Chez l'auteur (p. 92-93).

LES PÈLERINS


J’ai reçu hier un pastel d’un ami. Il a comme titre « Les Pèlerins ». Le sujet en est d’une tristesse poignante. C’est un poème de douleur.

Dans le soir gris et blême qui tombe sur la campagne, deux êtres, l’homme et la femme, sont arrêtés sur la route. Ils sont vieux, laids et miséreux. Ils ont marché tout le jour et sont las, exténués. Appuyé sur son bâton, le corps légèrement penché en avant, l’homme enveloppé de lamentables loques et la tête nue, regarde devant lui. Son masque effroyablement douloureux, révèle toute une existence de rebuté et de paria.
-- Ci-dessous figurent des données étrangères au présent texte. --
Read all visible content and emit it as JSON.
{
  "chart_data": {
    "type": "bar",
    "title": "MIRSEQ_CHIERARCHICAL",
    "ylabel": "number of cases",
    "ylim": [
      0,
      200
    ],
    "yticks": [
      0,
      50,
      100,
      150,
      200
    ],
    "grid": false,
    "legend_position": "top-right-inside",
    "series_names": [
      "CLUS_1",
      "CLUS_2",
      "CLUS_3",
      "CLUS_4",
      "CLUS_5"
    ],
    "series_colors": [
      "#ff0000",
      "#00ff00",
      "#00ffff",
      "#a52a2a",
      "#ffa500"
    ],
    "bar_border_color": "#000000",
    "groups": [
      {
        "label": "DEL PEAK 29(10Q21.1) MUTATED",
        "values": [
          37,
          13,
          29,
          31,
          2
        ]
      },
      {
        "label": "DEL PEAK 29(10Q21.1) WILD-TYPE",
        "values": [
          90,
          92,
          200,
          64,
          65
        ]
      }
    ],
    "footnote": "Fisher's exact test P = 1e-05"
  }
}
Il interroge anxieusement l’espace. Où trouvera-t-il le souper et le gîte ce soir ? Troublant et difficile problème qui est le problème quotidien. La morne et douloureuse expression que l’on voit sur sa figure nous montre clairement qu’il n’espère rien. On le sent par habitude, résigné à son sort, à sa misère. À côté de lui, sa compagne, la chair douloureuse, les jambes rompues de fatigue, et les pieds meurtris, semble vouloir s’affaisser. Elle est si épuisée, qu’elle ne peut plus avancer. Elle va choir.

Le soir couleur de cendre, sans un seul rayon, enveloppe les deux malheureux.
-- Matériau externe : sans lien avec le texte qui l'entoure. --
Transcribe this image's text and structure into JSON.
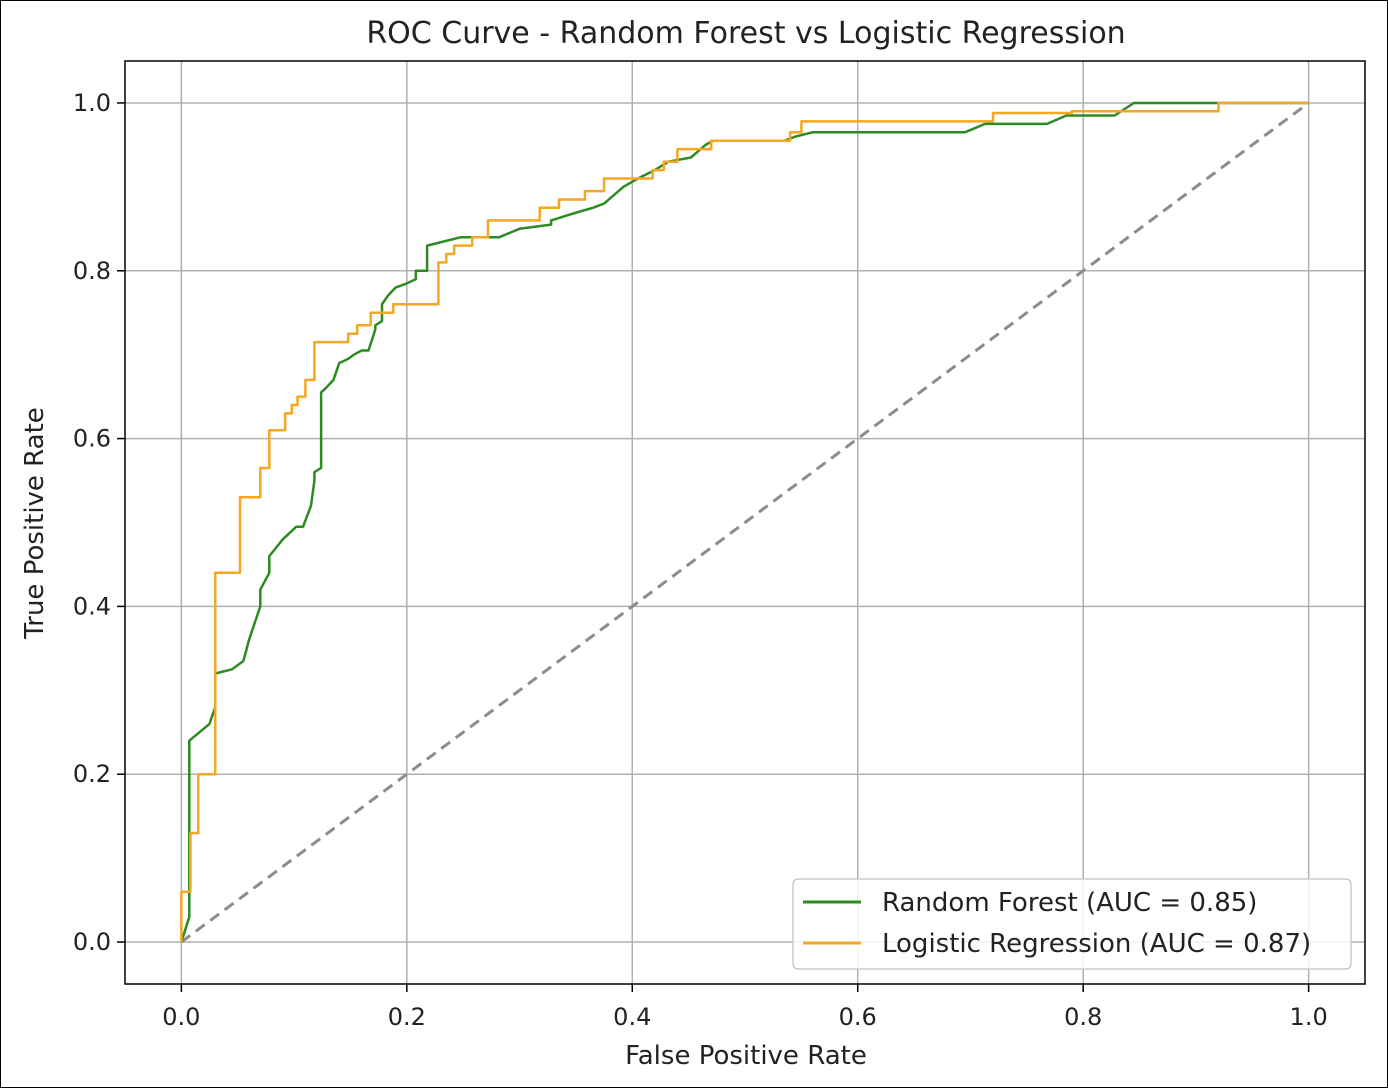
{
  "chart_data": {
    "type": "line",
    "title": "ROC Curve - Random Forest vs Logistic Regression",
    "xlabel": "False Positive Rate",
    "ylabel": "True Positive Rate",
    "xlim": [
      -0.05,
      1.05
    ],
    "ylim": [
      -0.05,
      1.05
    ],
    "xticks": [
      "0.0",
      "0.2",
      "0.4",
      "0.6",
      "0.8",
      "1.0"
    ],
    "yticks": [
      "0.0",
      "0.2",
      "0.4",
      "0.6",
      "0.8",
      "1.0"
    ],
    "grid": true,
    "legend_position": "bottom-right",
    "diagonal": {
      "x": [
        0,
        1
      ],
      "y": [
        0,
        1
      ],
      "color": "#8c8c8c",
      "style": "dashed"
    },
    "series": [
      {
        "name": "Random Forest (AUC = 0.85)",
        "color": "#2e8b22",
        "x": [
          0.0,
          0.007,
          0.007,
          0.025,
          0.03,
          0.03,
          0.045,
          0.055,
          0.06,
          0.065,
          0.07,
          0.07,
          0.078,
          0.078,
          0.09,
          0.102,
          0.108,
          0.115,
          0.118,
          0.118,
          0.124,
          0.124,
          0.128,
          0.135,
          0.14,
          0.148,
          0.153,
          0.16,
          0.166,
          0.172,
          0.172,
          0.178,
          0.178,
          0.183,
          0.19,
          0.2,
          0.208,
          0.208,
          0.218,
          0.218,
          0.248,
          0.268,
          0.282,
          0.3,
          0.328,
          0.328,
          0.34,
          0.352,
          0.365,
          0.375,
          0.392,
          0.405,
          0.42,
          0.432,
          0.452,
          0.465,
          0.472,
          0.535,
          0.545,
          0.56,
          0.635,
          0.695,
          0.713,
          0.735,
          0.768,
          0.785,
          0.828,
          0.845,
          0.87,
          1.0
        ],
        "y": [
          0.0,
          0.03,
          0.24,
          0.26,
          0.28,
          0.32,
          0.325,
          0.335,
          0.36,
          0.38,
          0.4,
          0.42,
          0.44,
          0.46,
          0.48,
          0.495,
          0.495,
          0.52,
          0.55,
          0.56,
          0.565,
          0.655,
          0.66,
          0.67,
          0.69,
          0.695,
          0.7,
          0.705,
          0.705,
          0.73,
          0.735,
          0.74,
          0.76,
          0.77,
          0.78,
          0.785,
          0.79,
          0.8,
          0.8,
          0.83,
          0.84,
          0.84,
          0.84,
          0.85,
          0.855,
          0.86,
          0.865,
          0.87,
          0.875,
          0.88,
          0.9,
          0.91,
          0.92,
          0.93,
          0.935,
          0.95,
          0.955,
          0.955,
          0.96,
          0.965,
          0.965,
          0.965,
          0.975,
          0.975,
          0.975,
          0.985,
          0.985,
          1.0,
          1.0,
          1.0
        ]
      },
      {
        "name": "Logistic Regression (AUC = 0.87)",
        "color": "#f5a623",
        "x": [
          0.0,
          0.0,
          0.008,
          0.008,
          0.015,
          0.015,
          0.03,
          0.03,
          0.052,
          0.052,
          0.07,
          0.07,
          0.078,
          0.078,
          0.092,
          0.092,
          0.098,
          0.098,
          0.103,
          0.103,
          0.11,
          0.11,
          0.118,
          0.118,
          0.148,
          0.148,
          0.156,
          0.156,
          0.168,
          0.168,
          0.188,
          0.188,
          0.228,
          0.228,
          0.235,
          0.235,
          0.242,
          0.242,
          0.258,
          0.258,
          0.272,
          0.272,
          0.318,
          0.318,
          0.335,
          0.335,
          0.358,
          0.358,
          0.375,
          0.375,
          0.418,
          0.418,
          0.428,
          0.428,
          0.44,
          0.44,
          0.47,
          0.47,
          0.54,
          0.54,
          0.55,
          0.55,
          0.72,
          0.72,
          0.79,
          0.79,
          0.92,
          0.92,
          1.0
        ],
        "y": [
          0.0,
          0.06,
          0.06,
          0.13,
          0.13,
          0.2,
          0.2,
          0.44,
          0.44,
          0.53,
          0.53,
          0.565,
          0.565,
          0.61,
          0.61,
          0.63,
          0.63,
          0.64,
          0.64,
          0.65,
          0.65,
          0.67,
          0.67,
          0.715,
          0.715,
          0.725,
          0.725,
          0.735,
          0.735,
          0.75,
          0.75,
          0.76,
          0.76,
          0.81,
          0.81,
          0.82,
          0.82,
          0.83,
          0.83,
          0.84,
          0.84,
          0.86,
          0.86,
          0.875,
          0.875,
          0.885,
          0.885,
          0.895,
          0.895,
          0.91,
          0.91,
          0.92,
          0.92,
          0.93,
          0.93,
          0.945,
          0.945,
          0.955,
          0.955,
          0.965,
          0.965,
          0.978,
          0.978,
          0.988,
          0.988,
          0.99,
          0.99,
          1.0,
          1.0
        ]
      }
    ]
  }
}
Vers quelque point du monde qu’ils se tournent, ils ne trouveront rien que rebuffades, humiliations et refus. Ils n’ont ni parents ni amis ; ils n’ont ni foyer, ni famille, ni asile. Leurs cœurs sont comme des outres gonflées d’amertume et de détresse. Ils ignorent la bonté et la pitié.
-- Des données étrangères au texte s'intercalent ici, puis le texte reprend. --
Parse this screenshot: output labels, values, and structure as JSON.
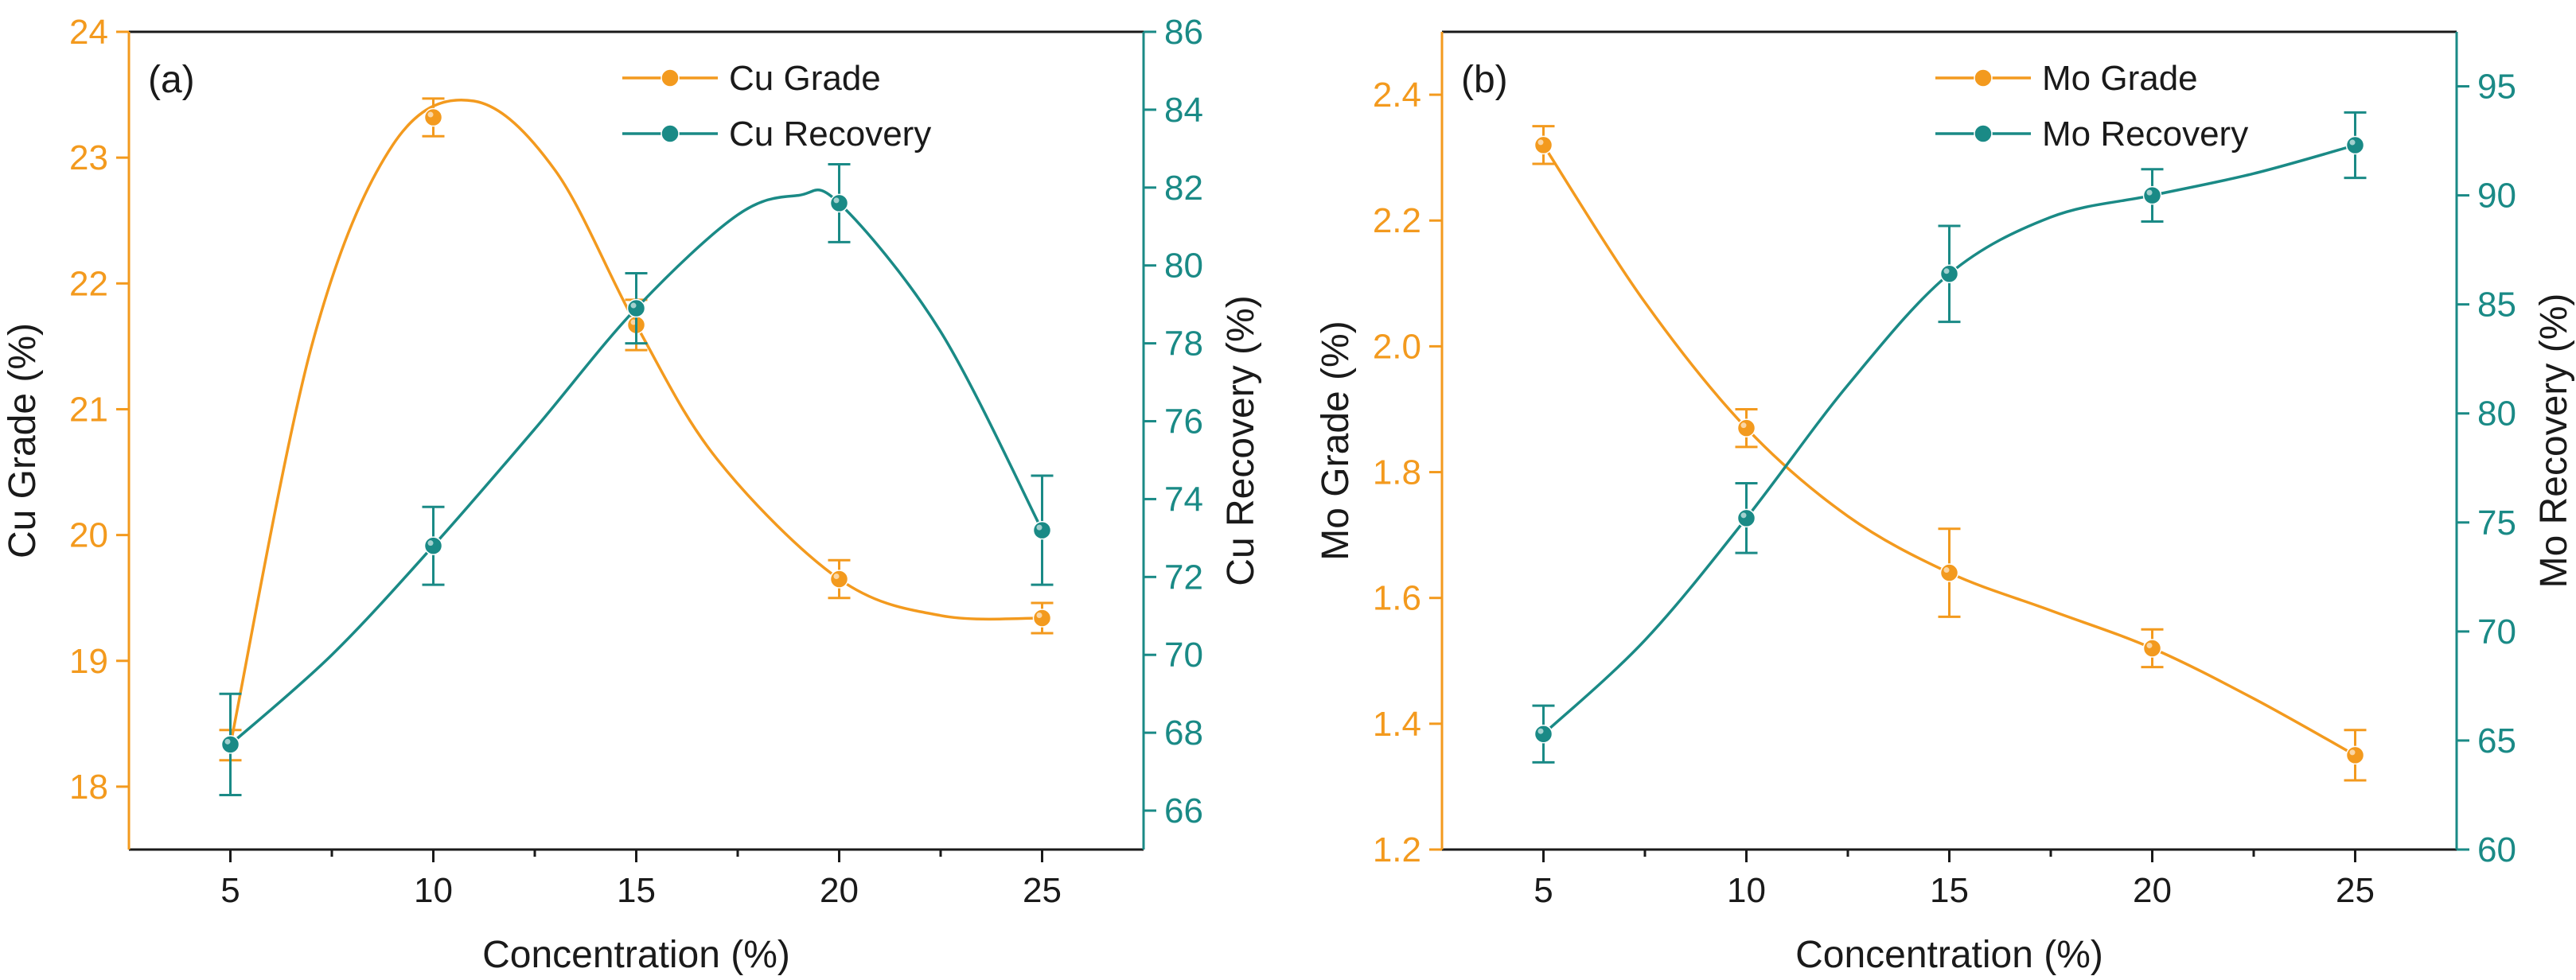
{
  "colors": {
    "grade": "#F39A1E",
    "recovery": "#1A8A86",
    "frame": "#1a1a1a"
  },
  "chart_data": [
    {
      "type": "line",
      "panel_label": "(a)",
      "xlabel": "Concentration (%)",
      "ylabel_left": "Cu  Grade (%)",
      "ylabel_right": "Cu  Recovery (%)",
      "xlim": [
        2.5,
        27.5
      ],
      "ylim_left": [
        17.5,
        24
      ],
      "ylim_right": [
        65,
        86
      ],
      "x_ticks": [
        5,
        10,
        15,
        20,
        25
      ],
      "x_tick_labels": [
        "5",
        "10",
        "15",
        "20",
        "25"
      ],
      "y_left_ticks": [
        18,
        19,
        20,
        21,
        22,
        23,
        24
      ],
      "y_left_tick_labels": [
        "18",
        "19",
        "20",
        "21",
        "22",
        "23",
        "24"
      ],
      "y_right_ticks": [
        66,
        68,
        70,
        72,
        74,
        76,
        78,
        80,
        82,
        84,
        86
      ],
      "y_right_tick_labels": [
        "66",
        "68",
        "70",
        "72",
        "74",
        "76",
        "78",
        "80",
        "82",
        "84",
        "86"
      ],
      "legend": [
        "Cu  Grade",
        "Cu  Recovery"
      ],
      "series": [
        {
          "name": "Cu  Grade",
          "axis": "left",
          "color_key": "grade",
          "x": [
            5,
            10,
            15,
            20,
            25
          ],
          "values": [
            18.33,
            23.32,
            21.67,
            19.65,
            19.34
          ],
          "errors": [
            0.12,
            0.15,
            0.2,
            0.15,
            0.12
          ],
          "curve": [
            [
              5,
              18.33
            ],
            [
              7,
              21.5
            ],
            [
              9,
              23.1
            ],
            [
              11,
              23.45
            ],
            [
              13,
              22.9
            ],
            [
              15,
              21.67
            ],
            [
              17,
              20.6
            ],
            [
              20,
              19.65
            ],
            [
              22.5,
              19.36
            ],
            [
              25,
              19.34
            ]
          ]
        },
        {
          "name": "Cu  Recovery",
          "axis": "right",
          "color_key": "recovery",
          "x": [
            5,
            10,
            15,
            20,
            25
          ],
          "values": [
            67.7,
            72.8,
            78.9,
            81.6,
            73.2
          ],
          "errors": [
            1.3,
            1.0,
            0.9,
            1.0,
            1.4
          ],
          "curve": [
            [
              5,
              67.7
            ],
            [
              7.5,
              70.0
            ],
            [
              10,
              72.8
            ],
            [
              12.5,
              75.8
            ],
            [
              15,
              78.9
            ],
            [
              17.5,
              81.3
            ],
            [
              19,
              81.8
            ],
            [
              20,
              81.6
            ],
            [
              22.5,
              78.3
            ],
            [
              25,
              73.2
            ]
          ]
        }
      ]
    },
    {
      "type": "line",
      "panel_label": "(b)",
      "xlabel": "Concentration (%)",
      "ylabel_left": "Mo  Grade (%)",
      "ylabel_right": "Mo  Recovery (%)",
      "xlim": [
        2.5,
        27.5
      ],
      "ylim_left": [
        1.2,
        2.5
      ],
      "ylim_right": [
        60,
        97.5
      ],
      "x_ticks": [
        5,
        10,
        15,
        20,
        25
      ],
      "x_tick_labels": [
        "5",
        "10",
        "15",
        "20",
        "25"
      ],
      "y_left_ticks": [
        1.2,
        1.4,
        1.6,
        1.8,
        2.0,
        2.2,
        2.4
      ],
      "y_left_tick_labels": [
        "1.2",
        "1.4",
        "1.6",
        "1.8",
        "2.0",
        "2.2",
        "2.4"
      ],
      "y_right_ticks": [
        60,
        65,
        70,
        75,
        80,
        85,
        90,
        95
      ],
      "y_right_tick_labels": [
        "60",
        "65",
        "70",
        "75",
        "80",
        "85",
        "90",
        "95"
      ],
      "legend": [
        "Mo  Grade",
        "Mo  Recovery"
      ],
      "series": [
        {
          "name": "Mo  Grade",
          "axis": "left",
          "color_key": "grade",
          "x": [
            5,
            10,
            15,
            20,
            25
          ],
          "values": [
            2.32,
            1.87,
            1.64,
            1.52,
            1.35
          ],
          "errors": [
            0.03,
            0.03,
            0.07,
            0.03,
            0.04
          ],
          "curve": [
            [
              5,
              2.32
            ],
            [
              7.5,
              2.07
            ],
            [
              10,
              1.87
            ],
            [
              12.5,
              1.73
            ],
            [
              15,
              1.64
            ],
            [
              17.5,
              1.58
            ],
            [
              20,
              1.52
            ],
            [
              22.5,
              1.44
            ],
            [
              25,
              1.35
            ]
          ]
        },
        {
          "name": "Mo  Recovery",
          "axis": "right",
          "color_key": "recovery",
          "x": [
            5,
            10,
            15,
            20,
            25
          ],
          "values": [
            65.3,
            75.2,
            86.4,
            90.0,
            92.3
          ],
          "errors": [
            1.3,
            1.6,
            2.2,
            1.2,
            1.5
          ],
          "curve": [
            [
              5,
              65.3
            ],
            [
              7.5,
              69.6
            ],
            [
              10,
              75.2
            ],
            [
              12.5,
              81.3
            ],
            [
              15,
              86.4
            ],
            [
              17.5,
              89.0
            ],
            [
              20,
              90.0
            ],
            [
              22.5,
              91.0
            ],
            [
              25,
              92.3
            ]
          ]
        }
      ]
    }
  ]
}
Ils vont depuis des jours et des jours, depuis des ans. Ils sont les Errants, les Déshérités, ceux qui ont reçu en patrimoine les routes de la terre, les routes sur lesquelles ils traînent et usent leurs pieds sans trêve, les routes hérissées des crocs de chiens hargneux, les routes bordées de maisons aux seuils inhospitaliers et hostiles, les routes qui traversent des champs que gardent jalousement Ceux qui Possèdent.

Ils sont les Sans Joie et les Sans Espoir. Et ce soir, comme hier, affamées et fourbues, ces deux épaves humaines reposeront leurs vieux os sur l’herbe humide, au fond d’un fossé.

Aucune étoile mystérieuse ne s’allumera jamais pour eux au fond du ciel infini pour les guider vers un toit ami, vers une table chargée de plats réconfortants, vers un lit chaud, reposant.

Ils sont les éternels pèlerins dont le refuge est la mort.

Et voilà le pastel que m’a fait remettre hier le peintre-poète Charles de Belle.